As we are now living in a Global economy, many investors feel the theory of switching to international standards for accounting would make great sense. This international system would make it easier to compare businesses and investments from one country to the next. Today’s investors are no longer looking in their own back yards for their investments; they are looking in areas far away and across the oceans. An International accounting standard may have been a great tool for the investor to easily compare the benefits of particular investments.
The U.S generally accepted (GAAP) accounting principles were being evaluated as a phase out in favor of an international financial reporting standard. This standard is known as the IFRS, Which is set by a London based accounting board.
Diversity and the different ways the countries look at business makes the International standards look like a merger that may not be possible.

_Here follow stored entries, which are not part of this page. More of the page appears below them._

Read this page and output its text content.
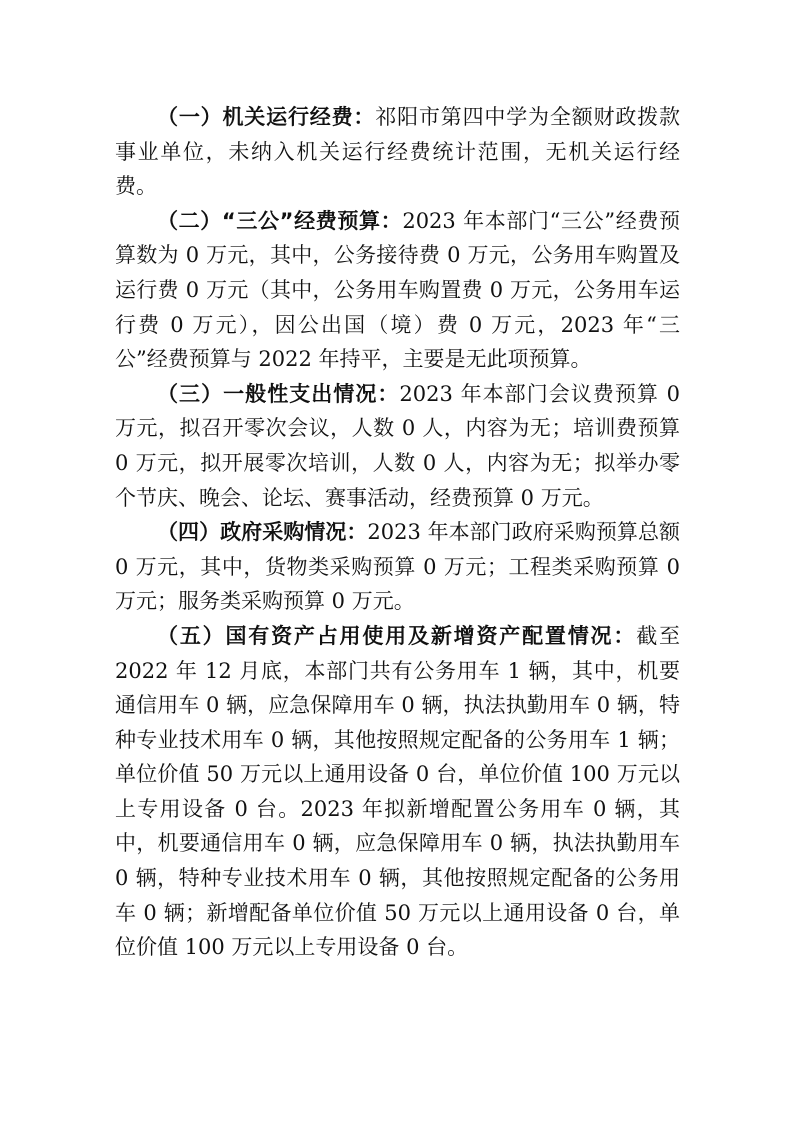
（一）机关运行经费：祁阳市第四中学为全额财政拨款事业单位，未纳入机关运行经费统计范围，无机关运行经费。

（二）“三公”经费预算：2023 年本部门“三公”经费预算数为 0 万元，其中，公务接待费 0 万元，公务用车购置及运行费 0 万元（其中，公务用车购置费 0 万元，公务用车运行费 0 万元），因公出国（境）费 0 万元，2023 年“三公”经费预算与 2022 年持平，主要是无此项预算。

（三）一般性支出情况：2023 年本部门会议费预算 0 万元，拟召开零次会议，人数 0 人，内容为无；培训费预算 0 万元，拟开展零次培训，人数 0 人，内容为无；拟举办零个节庆、晚会、论坛、赛事活动，经费预算 0 万元。

（四）政府采购情况：2023 年本部门政府采购预算总额 0 万元，其中，货物类采购预算 0 万元；工程类采购预算 0 万元；服务类采购预算 0 万元。

（五）国有资产占用使用及新增资产配置情况：截至 2022 年 12 月底，本部门共有公务用车 1 辆，其中，机要通信用车 0 辆，应急保障用车 0 辆，执法执勤用车 0 辆，特种专业技术用车 0 辆，其他按照规定配备的公务用车 1 辆；单位价值 50 万元以上通用设备 0 台，单位价值 100 万元以上专用设备 0 台。2023 年拟新增配置公务用车 0 辆，其中，机要通信用车 0 辆，应急保障用车 0 辆，执法执勤用车 0 辆，特种专业技术用车 0 辆，其他按照规定配备的公务用车 0 辆；新增配备单位价值 50 万元以上通用设备 0 台，单位价值 100 万元以上专用设备 0 台。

I have seen that one of the largest overlooked aspects of international investing is the aspect of accounting. Investors need to be proactive and have their investments properly purchased for maximum return. Many are diligent about creating entity structures that protect their liabilities but not necessarily the best structure to protect their financial benefits. When investing in one country the investor is subject to the taxation laws of that country. They may also have tax consequences when bringing the currency back to their home country. Many times proper tax structuring can avoid double taxation and in fact the proper entity set up can minimize their tax liabilities.
Understanding different taxation laws is paramount to any sound investing decision and this is why we are always introducing our clients to those international accounting firms that can insure an investor has the knowledge and preparation needed to truly capitalize on their investments.